Massive improved speed of wilcoxon signed rank - from 2 hours to 12 minutes! #9

LucaCappelletti94 · 2024-08-18T10:29:28Z

I am running a lot of wilcoxon tests, so I need it to be as fast as possible. I got a small speed improvement so far, with the original performance being:

Wilcoxon signed-rank test
      time:   [2.6232 ms 2.6244 ms 2.6259 ms]

and the updated performance now up to:

Wilcoxon signed-rank test
      time:   [2.3477 ms 2.3498 ms 2.3522 ms]

So about a solid 10% speedup. Not much, but it is something of note.

LucaCappelletti94 · 2024-08-18T10:35:12Z

FYI, in my practical use case this change reduced the effective wall time from 2:20 hours to 1:27 hours, so more than 10%.

LucaCappelletti94 · 2024-08-18T14:52:16Z

I have obtained some more improvements, now the benchmark show:

Wilcoxon signed-rank test
          time:   [2.2546 ms 2.2556 ms 2.2570 ms]

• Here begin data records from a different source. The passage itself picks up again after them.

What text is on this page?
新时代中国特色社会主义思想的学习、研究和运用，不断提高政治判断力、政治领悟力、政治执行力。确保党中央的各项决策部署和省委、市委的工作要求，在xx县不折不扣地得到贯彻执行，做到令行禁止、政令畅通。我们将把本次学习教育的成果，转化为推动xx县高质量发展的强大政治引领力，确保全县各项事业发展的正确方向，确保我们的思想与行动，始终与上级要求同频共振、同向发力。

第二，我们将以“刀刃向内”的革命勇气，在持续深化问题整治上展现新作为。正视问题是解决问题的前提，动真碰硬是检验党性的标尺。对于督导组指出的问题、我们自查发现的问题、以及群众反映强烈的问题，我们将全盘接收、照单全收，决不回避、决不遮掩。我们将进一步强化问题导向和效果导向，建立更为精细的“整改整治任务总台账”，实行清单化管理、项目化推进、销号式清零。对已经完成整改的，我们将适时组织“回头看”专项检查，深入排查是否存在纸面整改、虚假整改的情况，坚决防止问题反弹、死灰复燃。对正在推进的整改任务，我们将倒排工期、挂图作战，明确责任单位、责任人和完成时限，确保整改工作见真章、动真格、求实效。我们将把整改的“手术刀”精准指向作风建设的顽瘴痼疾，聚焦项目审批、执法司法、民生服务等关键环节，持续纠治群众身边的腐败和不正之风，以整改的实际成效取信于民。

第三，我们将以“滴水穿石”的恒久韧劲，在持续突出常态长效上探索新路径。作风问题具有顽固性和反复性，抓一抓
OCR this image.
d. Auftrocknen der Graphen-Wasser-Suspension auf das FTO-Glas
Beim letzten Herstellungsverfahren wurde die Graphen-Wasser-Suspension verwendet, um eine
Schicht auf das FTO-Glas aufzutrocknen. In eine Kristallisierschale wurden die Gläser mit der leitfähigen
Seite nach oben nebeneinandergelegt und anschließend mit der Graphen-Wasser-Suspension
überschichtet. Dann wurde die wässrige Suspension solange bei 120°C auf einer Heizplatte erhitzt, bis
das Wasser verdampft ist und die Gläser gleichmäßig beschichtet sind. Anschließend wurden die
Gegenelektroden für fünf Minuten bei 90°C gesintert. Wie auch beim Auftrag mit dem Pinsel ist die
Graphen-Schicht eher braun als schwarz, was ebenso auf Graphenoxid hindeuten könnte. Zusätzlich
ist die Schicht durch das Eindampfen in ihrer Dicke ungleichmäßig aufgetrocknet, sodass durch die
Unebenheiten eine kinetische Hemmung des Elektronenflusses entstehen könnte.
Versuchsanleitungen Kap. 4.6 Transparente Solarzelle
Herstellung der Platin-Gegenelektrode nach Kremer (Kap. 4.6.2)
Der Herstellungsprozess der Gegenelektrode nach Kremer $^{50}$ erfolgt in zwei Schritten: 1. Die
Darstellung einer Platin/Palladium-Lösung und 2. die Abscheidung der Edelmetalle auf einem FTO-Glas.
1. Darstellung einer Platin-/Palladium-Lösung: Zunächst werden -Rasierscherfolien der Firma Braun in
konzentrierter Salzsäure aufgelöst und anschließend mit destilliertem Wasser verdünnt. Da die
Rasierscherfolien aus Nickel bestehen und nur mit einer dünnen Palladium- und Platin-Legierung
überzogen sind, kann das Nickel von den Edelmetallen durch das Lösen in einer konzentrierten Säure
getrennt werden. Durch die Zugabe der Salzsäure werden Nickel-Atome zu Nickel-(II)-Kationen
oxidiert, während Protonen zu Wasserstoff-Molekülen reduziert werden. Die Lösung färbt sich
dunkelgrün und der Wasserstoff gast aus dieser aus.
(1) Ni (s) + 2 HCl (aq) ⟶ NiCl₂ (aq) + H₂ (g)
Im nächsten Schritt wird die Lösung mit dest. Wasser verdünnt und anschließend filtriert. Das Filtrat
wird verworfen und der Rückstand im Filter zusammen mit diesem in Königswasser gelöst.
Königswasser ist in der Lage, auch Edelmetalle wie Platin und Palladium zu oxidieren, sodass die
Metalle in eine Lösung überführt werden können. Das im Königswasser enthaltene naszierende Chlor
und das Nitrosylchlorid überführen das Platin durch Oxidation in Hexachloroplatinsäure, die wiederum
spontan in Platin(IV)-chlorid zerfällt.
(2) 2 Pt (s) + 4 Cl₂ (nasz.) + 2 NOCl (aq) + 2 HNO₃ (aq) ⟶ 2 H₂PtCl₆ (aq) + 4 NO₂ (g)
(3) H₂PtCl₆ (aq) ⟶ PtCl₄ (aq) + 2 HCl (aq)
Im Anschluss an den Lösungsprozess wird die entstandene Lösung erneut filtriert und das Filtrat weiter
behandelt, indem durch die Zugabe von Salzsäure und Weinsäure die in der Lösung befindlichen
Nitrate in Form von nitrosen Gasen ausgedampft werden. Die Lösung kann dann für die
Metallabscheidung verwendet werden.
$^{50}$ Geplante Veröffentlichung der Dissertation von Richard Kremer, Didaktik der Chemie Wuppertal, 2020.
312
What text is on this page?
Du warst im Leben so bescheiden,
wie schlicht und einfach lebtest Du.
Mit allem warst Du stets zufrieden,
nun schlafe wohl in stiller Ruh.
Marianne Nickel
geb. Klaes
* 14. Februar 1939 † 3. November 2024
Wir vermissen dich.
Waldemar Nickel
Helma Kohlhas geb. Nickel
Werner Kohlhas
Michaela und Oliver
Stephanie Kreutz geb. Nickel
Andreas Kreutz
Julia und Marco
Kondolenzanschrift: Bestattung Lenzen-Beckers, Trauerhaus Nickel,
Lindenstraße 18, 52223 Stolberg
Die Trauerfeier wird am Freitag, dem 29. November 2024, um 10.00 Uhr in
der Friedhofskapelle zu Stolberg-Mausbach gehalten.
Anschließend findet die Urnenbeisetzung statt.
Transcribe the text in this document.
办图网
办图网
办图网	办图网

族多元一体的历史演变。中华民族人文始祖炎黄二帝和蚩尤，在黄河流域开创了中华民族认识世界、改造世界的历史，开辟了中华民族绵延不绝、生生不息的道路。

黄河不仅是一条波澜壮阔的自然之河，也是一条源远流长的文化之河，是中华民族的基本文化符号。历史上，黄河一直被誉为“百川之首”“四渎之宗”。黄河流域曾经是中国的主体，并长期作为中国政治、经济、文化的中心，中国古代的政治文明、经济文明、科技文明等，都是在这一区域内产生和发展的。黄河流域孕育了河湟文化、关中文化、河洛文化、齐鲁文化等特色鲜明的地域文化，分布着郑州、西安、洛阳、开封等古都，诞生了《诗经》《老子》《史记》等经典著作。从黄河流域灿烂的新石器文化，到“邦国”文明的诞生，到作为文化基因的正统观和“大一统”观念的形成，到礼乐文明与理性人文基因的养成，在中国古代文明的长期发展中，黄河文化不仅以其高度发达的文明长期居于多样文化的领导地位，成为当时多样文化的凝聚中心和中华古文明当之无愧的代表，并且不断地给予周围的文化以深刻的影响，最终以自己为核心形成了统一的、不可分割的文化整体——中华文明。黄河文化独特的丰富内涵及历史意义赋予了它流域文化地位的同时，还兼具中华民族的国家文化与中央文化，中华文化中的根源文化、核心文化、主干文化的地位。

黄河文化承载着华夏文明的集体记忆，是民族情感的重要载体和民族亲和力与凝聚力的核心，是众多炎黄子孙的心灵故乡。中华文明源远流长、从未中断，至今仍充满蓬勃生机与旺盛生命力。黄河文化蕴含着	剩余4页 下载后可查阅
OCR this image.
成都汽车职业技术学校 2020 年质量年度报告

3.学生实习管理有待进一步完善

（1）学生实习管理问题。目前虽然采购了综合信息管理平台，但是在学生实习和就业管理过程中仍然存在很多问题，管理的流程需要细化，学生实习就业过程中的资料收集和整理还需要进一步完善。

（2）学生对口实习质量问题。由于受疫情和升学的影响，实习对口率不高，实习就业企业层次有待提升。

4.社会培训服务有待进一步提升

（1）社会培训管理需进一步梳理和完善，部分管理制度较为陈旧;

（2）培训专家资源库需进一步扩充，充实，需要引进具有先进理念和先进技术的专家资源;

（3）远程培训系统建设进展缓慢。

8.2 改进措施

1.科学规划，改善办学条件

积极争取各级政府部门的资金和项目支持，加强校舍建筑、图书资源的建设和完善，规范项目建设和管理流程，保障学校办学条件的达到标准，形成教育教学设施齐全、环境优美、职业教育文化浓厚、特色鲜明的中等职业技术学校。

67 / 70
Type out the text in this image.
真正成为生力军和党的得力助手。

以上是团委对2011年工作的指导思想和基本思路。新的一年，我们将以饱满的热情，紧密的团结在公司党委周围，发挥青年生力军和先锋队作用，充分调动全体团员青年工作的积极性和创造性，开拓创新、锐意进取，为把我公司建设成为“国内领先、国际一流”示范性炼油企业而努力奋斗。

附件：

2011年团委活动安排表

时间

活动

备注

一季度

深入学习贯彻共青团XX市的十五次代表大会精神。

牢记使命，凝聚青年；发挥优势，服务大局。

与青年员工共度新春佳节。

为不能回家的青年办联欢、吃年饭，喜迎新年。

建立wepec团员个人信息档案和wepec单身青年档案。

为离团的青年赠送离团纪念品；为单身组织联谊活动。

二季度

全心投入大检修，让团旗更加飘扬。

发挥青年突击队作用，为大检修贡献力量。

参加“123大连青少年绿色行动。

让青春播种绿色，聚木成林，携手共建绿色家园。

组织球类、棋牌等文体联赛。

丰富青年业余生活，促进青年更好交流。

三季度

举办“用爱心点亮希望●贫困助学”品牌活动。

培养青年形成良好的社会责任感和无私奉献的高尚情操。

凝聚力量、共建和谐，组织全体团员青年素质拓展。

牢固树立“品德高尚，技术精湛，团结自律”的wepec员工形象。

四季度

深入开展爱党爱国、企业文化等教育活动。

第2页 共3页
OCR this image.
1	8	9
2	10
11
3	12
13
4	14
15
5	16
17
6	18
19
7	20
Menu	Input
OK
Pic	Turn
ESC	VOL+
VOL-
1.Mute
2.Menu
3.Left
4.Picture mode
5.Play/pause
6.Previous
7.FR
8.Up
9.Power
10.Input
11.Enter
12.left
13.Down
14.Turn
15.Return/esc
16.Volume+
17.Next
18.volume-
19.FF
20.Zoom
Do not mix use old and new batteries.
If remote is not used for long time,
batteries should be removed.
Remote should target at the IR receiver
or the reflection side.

Which is an overall speedup compared to the original 14%. In my use case, which has much larger sample sizes than those I employ in this benchmark, the speedup is massive - from the initial 2:20 hours, it stands now at just 12 minutes!

LucaCappelletti94 · 2024-08-18T15:05:09Z

The command to run the bench is RUSTFLAGS='-C target-cpu=native' cargo bench --bench wilcoxon.

Having now increased the size of the array, the original version performs as follows:

Wilcoxon signed-rank test
       time:   [85.022 ms 85.069 ms 85.130 ms]

While the improved version achieves the following:

Wilcoxon signed-rank test
        time:   [48.109 ms 48.121 ms 48.136 ms]

I believe the larger the sample array, the more significant the time improvement, and in my case there are several millions of samples.

larsgw · 2024-08-20T10:16:38Z

Thank you so much, again! I have not worked on this in three years, and have not used a lot of Rust since, so I might need a bit more time to get back up to speed.

LucaCappelletti94 · 2024-08-20T10:19:07Z

Not to worry, your code is understandable! Otherwise, I could not have optimized it so quickly.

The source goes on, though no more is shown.